Tuesday, May 02, 2017

What we're listening to: Awesome autobiography!

As I have mentioned here before, I am not an audio book person. My theory is that it's because I am a really fast reader, and thus find listening to a book to be maddeningly, glacially slow. I have recently discovered, however, that I do like listening to nonfiction. Perhaps it's because I dislike reading nonfiction and never manage to stay awake for more than 10 minutes after opening the book! Somehow that doesn't happen while I'm driving on the freeway (fortunately), so I have been venturing some nonfiction audio while commuting to and from the library.

A Facebook friend was raving about an autobiography to which she and her teenage son had recently listened, so since I was somewhat curious about the subject, I checked it out. It was an amazing experience!

The book is Born A Crime, by Trevor Noah, who took over for Jon Stewart when he left The Daily Show on Comedy Central. Young, charismatic, attractive, and engaging, Noah comes across as a friendly middle class guy with a British accent, but his background is far otherwise.

In Born A Crime, you find out about the perils and risks of growing up as a mixed child in South Africa during apartheid. I thought I had a pretty good grasp of what apartheid encompassed, but after listening to Noah detail the divisions of races and classes and the advantages and disadvantages of belong to each, and then explain the discomfort and occasional terror of never belonging to any of them, I found out I didn't know so much. He starts with his birth, which was illegal (his mother was black, his father was white, and it was against the law for them to associate, cohabit, or procreate), and details his life up through his late teens. It is alternately shocking, informative, humorous, stunning, and probably every other adjective I can muster.
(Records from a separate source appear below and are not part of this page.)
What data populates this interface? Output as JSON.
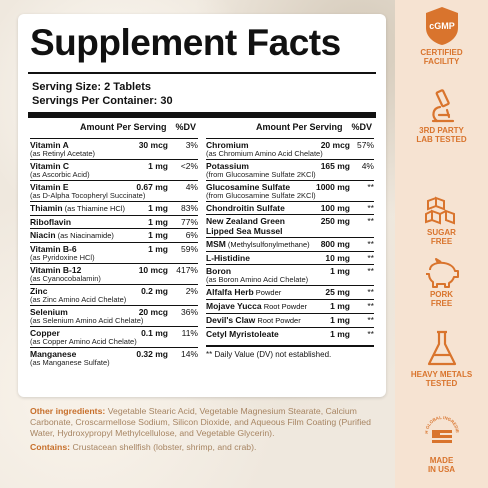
{
  "panel": {
    "title": "Supplement Facts",
    "serving_size": "Serving Size: 2 Tablets",
    "servings_per_container": "Servings Per Container: 30",
    "left_headers": {
      "amount": "Amount Per Serving",
      "dv": "%DV"
    },
    "right_headers": {
      "amount": "Amount Per Serving",
      "dv": "%DV"
    },
    "left_rows": [
      {
        "name": "Vitamin A",
        "sub": "(as Retinyl Acetate)",
        "amount": "30 mcg",
        "dv": "3%"
      },
      {
        "name": "Vitamin C",
        "sub": "(as Ascorbic Acid)",
        "amount": "1 mg",
        "dv": "<2%"
      },
      {
        "name": "Vitamin E",
        "sub": "(as D-Alpha Tocopheryl Succinate)",
        "amount": "0.67 mg",
        "dv": "4%"
      },
      {
        "name": "Thiamin",
        "inline": " (as Thiamine HCl)",
        "amount": "1 mg",
        "dv": "83%"
      },
      {
        "name": "Riboflavin",
        "amount": "1 mg",
        "dv": "77%"
      },
      {
        "name": "Niacin",
        "inline": " (as Niacinamide)",
        "amount": "1 mg",
        "dv": "6%"
      },
      {
        "name": "Vitamin B-6",
        "sub": "(as Pyridoxine HCl)",
        "amount": "1 mg",
        "dv": "59%"
      },
      {
        "name": "Vitamin B-12",
        "sub": "(as Cyanocobalamin)",
        "amount": "10 mcg",
        "dv": "417%"
      },
      {
        "name": "Zinc",
        "sub": "(as Zinc Amino Acid Chelate)",
        "amount": "0.2 mg",
        "dv": "2%"
      },
      {
        "name": "Selenium",
        "sub": "(as Selenium Amino Acid Chelate)",
        "amount": "20 mcg",
        "dv": "36%"
      },
      {
        "name": "Copper",
        "sub": "(as Copper Amino Acid Chelate)",
        "amount": "0.1 mg",
        "dv": "11%"
      },
      {
        "name": "Manganese",
        "sub": "(as Manganese Sulfate)",
        "amount": "0.32 mg",
        "dv": "14%"
      }
    ],
    "right_rows": [
      {
        "name": "Chromium",
        "sub": "(as Chromium Amino Acid Chelate)",
        "amount": "20 mcg",
        "dv": "57%"
      },
      {
        "name": "Potassium",
        "sub": "(from Glucosamine Sulfate 2KCl)",
        "amount": "165 mg",
        "dv": "4%"
      },
      {
        "name": "Glucosamine Sulfate",
        "sub": "(from Glucosamine Sulfate 2KCl)",
        "amount": "1000 mg",
        "dv": "**"
      },
      {
        "name": "Chondroitin Sulfate",
        "amount": "100 mg",
        "dv": "**"
      },
      {
        "name": "New Zealand Green",
        "sub2": "Lipped Sea Mussel",
        "amount": "250 mg",
        "dv": "**"
      },
      {
        "name": "MSM",
        "inline": " (Methylsulfonylmethane)",
        "amount": "800 mg",
        "dv": "**"
      },
      {
        "name": "L-Histidine",
        "amount": "10 mg",
        "dv": "**"
      },
      {
        "name": "Boron",
        "sub": "(as Boron Amino Acid Chelate)",
        "amount": "1 mg",
        "dv": "**"
      },
      {
        "name": "Alfalfa Herb",
        "inline": " Powder",
        "amount": "25 mg",
        "dv": "**"
      },
      {
        "name": "Mojave Yucca",
        "inline": " Root Powder",
        "amount": "1 mg",
        "dv": "**"
      },
      {
        "name": "Devil's Claw",
        "inline": " Root Powder",
        "amount": "1 mg",
        "dv": "**"
      },
      {
        "name": "Cetyl Myristoleate",
        "amount": "1 mg",
        "dv": "**"
      }
    ],
    "footnote": "** Daily Value (DV) not established."
  },
  "ingredients": {
    "other_label": "Other ingredients:",
    "other_text": " Vegetable Stearic Acid, Vegetable Magnesium Stearate, Calcium Carbonate, Croscarmellose Sodium, Silicon Dioxide, and Aqueous Film Coating (Purified Water, Hydroxypropyl Methylcellulose, and Vegetable Glycerin).",
    "contains_label": "Contains:",
    "contains_text": " Crustacean shellfish (lobster, shrimp, and crab)."
  },
  "badges": {
    "cgmp_text": "cGMP",
    "cgmp": "CERTIFIED\nFACILITY",
    "lab": "3RD PARTY\nLAB TESTED",
    "sugar": "SUGAR\nFREE",
    "pork": "PORK\nFREE",
    "metals": "HEAVY METALS\nTESTED",
    "usa_ring": "WITH GLOBAL INGREDIENTS",
    "usa": "MADE\nIN USA"
  },
  "colors": {
    "accent": "#d9742d",
    "ingredient_text": "#a78563",
    "panel_bg": "#ffffff",
    "side_bg": "#f6e3d2"
  },
  "icons": [
    "cgmp-shield-icon",
    "microscope-icon",
    "sugar-cubes-icon",
    "pig-icon",
    "flask-icon",
    "usa-flag-globe-icon"
  ]
}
The thing that makes this stand out from other autobiographies is Noah's narration. Sometimes it's a mistake for an author to narrate his own work (I can think of a few disastrous, wooden attempts), but this is one book that I would say you must listen to, rather than read. I'm sure the word on the page is powerful, because the stories are fascinating; but the experience of the audio is not to be missed.

Trevor Noah speaks six languages: English, Afrikaans (the Dutch derivative spoken primarily by whites in South Africa), and four African languages--Zulu, Xhosa, Tswana and Tsonga. So when he is narrating his story and he comes in contact with, say, someone who speaks Zulu, he effortlessly switches the conversation into that language, and then translates, also using the accent that a Zulu-speaking person would have when speaking English!

Not only does he use the languages interchangeably, but he effortlessly falls into the voices of the people in his stories, whether it's "little Trevor," his Xhosa mother, his Swiss-German Afrikaans-speaking father, the local policeman, or his schoolmates and friends of any and every tribal and racial origin. He lifts his pitch a little, or deepens it, he makes an accent a bit more harsh, and he's suddenly speaking with the voice of someone else. It's riveting.

My one disappointment was that we never find out in this book how he went from selling pirated CDs on street corners in "the townships" in his late teens to a career in his 30s as a television comedian in America; but since the subtitle is "Stories from a South African Childhood," I should have known better. And the up side is, now I can look forward to a sequel for the rest of the story. Right, Trevor?